With Holocaust Memorial Day coming up, there are some things that we as a society need to reflect upon.

It is fair to say that in the United States, most students can name the basic facts and figures of the Holocaust. Every student will recognize the number 6,000,000, the name Hitler and repeat the phrase “never forget.” However, we have forgotten to some extent. Maybe we haven’t forgotten these facts and figures — the history and chronology of the Holocaust — but we have forgotten the true implications of what it means when we say, “never forget.”

To “never forget” does not solely imply remembrance, but also prevention. To remember the Holocaust is to foster the understanding and progress that will inhibit such genocide from occurring again. Some may argue that teaching the Holocaust is sufficient in deterring future genocides, but this argument fails to recognize the naïveté and inadequacy of selecting one event to encompass the entirety of such a complex atrocity. I am not trying to belittle, reform or erase Holocaust education; I am simply calling for supplemental studies. This is already happening to some extent.

According to Eric Weitz, a distinguished professor of history and human rights at City College of New York, who participated in a panel discussion on genocide this past weekend at the University of Michigan, genocide is a “creative act.” Each genocide is unique and masterminded.

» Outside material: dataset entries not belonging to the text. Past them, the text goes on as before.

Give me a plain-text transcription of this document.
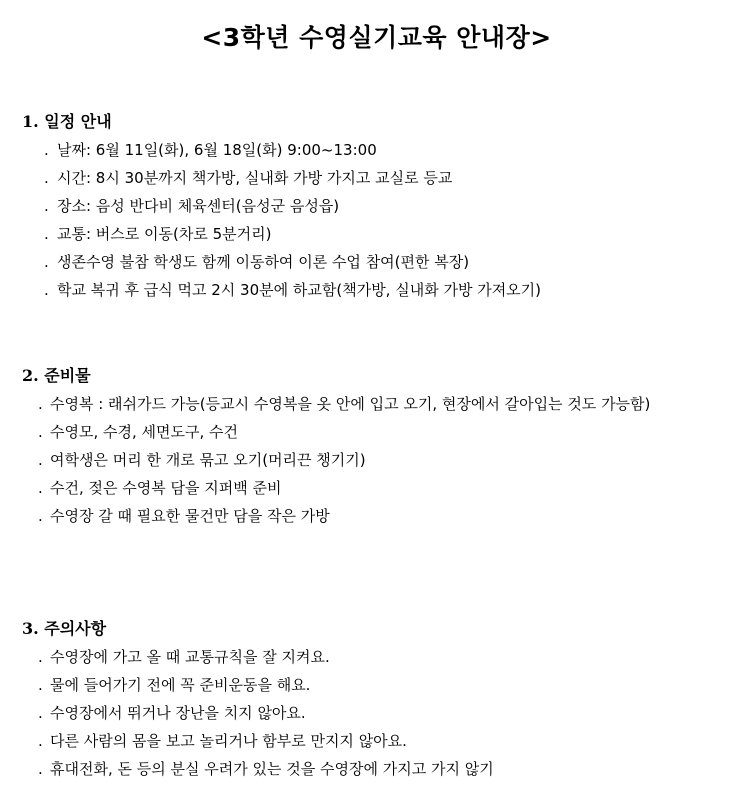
<3학년 수영실기교육 안내장>
1. 일정 안내
. 날짜: 6월 11일(화), 6월 18일(화) 9:00~13:00
. 시간: 8시 30분까지 책가방, 실내화 가방 가지고 교실로 등교
. 장소: 음성 반다비 체육센터(음성군 음성읍)
. 교통: 버스로 이동(차로 5분거리)
. 생존수영 불참 학생도 함께 이동하여 이론 수업 참여(편한 복장)
. 학교 복귀 후 급식 먹고 2시 30분에 하교함(책가방, 실내화 가방 가져오기)
2. 준비물
. 수영복 : 래쉬가드 가능(등교시 수영복을 옷 안에 입고 오기, 현장에서 갈아입는 것도 가능함)
. 수영모, 수경, 세면도구, 수건
. 여학생은 머리 한 개로 묶고 오기(머리끈 챙기기)
. 수건, 젖은 수영복 담을 지퍼백 준비
. 수영장 갈 때 필요한 물건만 담을 작은 가방
3. 주의사항
. 수영장에 가고 올 때 교통규칙을 잘 지켜요.
. 물에 들어가기 전에 꼭 준비운동을 해요.
. 수영장에서 뛰거나 장난을 치지 않아요.
. 다른 사람의 몸을 보고 놀리거나 함부로 만지지 않아요.
. 휴대전화, 돈 등의 분실 우려가 있는 것을 수영장에 가지고 가지 않기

Therefore, the Holocaust alone was not and is not determinant of subsequent genocides.

So why do we think it is? According to the book “The Human Rights Revolution,” at the end of the Second World War, “the shocking discovery of the Jewish genocide allegedly added a moral code to international politics.” The 1948 Genocide Convention was created in response, defining genocide as “acts committed with intent to destroy, in whole or in part, a national, ethnical, racial or religious group.” Kofi Annan, who served as the UN secretary-general explicitly linked the Holocaust to human rights, calling it the “driving force behind the Universal Declaration of Human Rights.”

The Holocaust’s magnitude caused worldwide revulsion and a call to action through human rights dialogue and conventions, setting the precedent for the way future genocides would be viewed. It is possible that the Holocaust’s role as the originator has raised the threshold for defining or labeling an event as genocide.

Primarily, the Holocaust is studied as a religious, or in some terms, racial genocide: Aryans persecuting Jews. Racism and division are key factors in the origins of genocide, but racism can take different forms. Political genocide is excluded from traditional Holocaust education, such as in the Cambodian genocide or the “desaparecidos” (disappeared) of Argentina. Holocaust education additionally fails to educate on intra-religious and class genocides as well.

The massive documentary evidence produced as a result of the Nuremberg trials of the Holocaust also assists in its facility as an educational resource. More than nine million children have visited the United States Holocaust Memorial Museum since its dedication in 1993. The Holocaust Task Force also reports that 48 states and Washington D.C. have created social-studies standards which require the teaching of the Holocaust.

The Holocaust is clearly central to genocide education. There are museums, memorials, literature, debates and lesson plans designed to teach it. But if you told a teacher to teach on Rwanda, what would they do?

The United States Holocaust Memorial Museum recognizes they need to do more. Through its Simon-Skjodt Center for the Prevention of Genocide, the museum is striving to research, raise awareness, educate and build political will to combat all forms of genocide.

Other programs like this have arisen, such as the Washington Peace Center and the American University Genocide Teaching Project, which share the goal of ending crimes against humanity through education.

We need more programs like these. We must expand the scope of how the Holocaust is studied, setting subsequent atrocities into a broader context so that we can prevent groups from becoming the next victims of genocide. Holocaust education is crucial, but we must recognize it is not enough. We have failed to make all atrocities as publicly available, taught and condemned as the Holocaust.

It is time to progress into further critical dialogue on the nature of genocide. This Holocaust Memorial Day, let’s make sure that when we say “never forget,” we really mean and advocate “never again.”

Alayna Trilling is an LSA sophomore.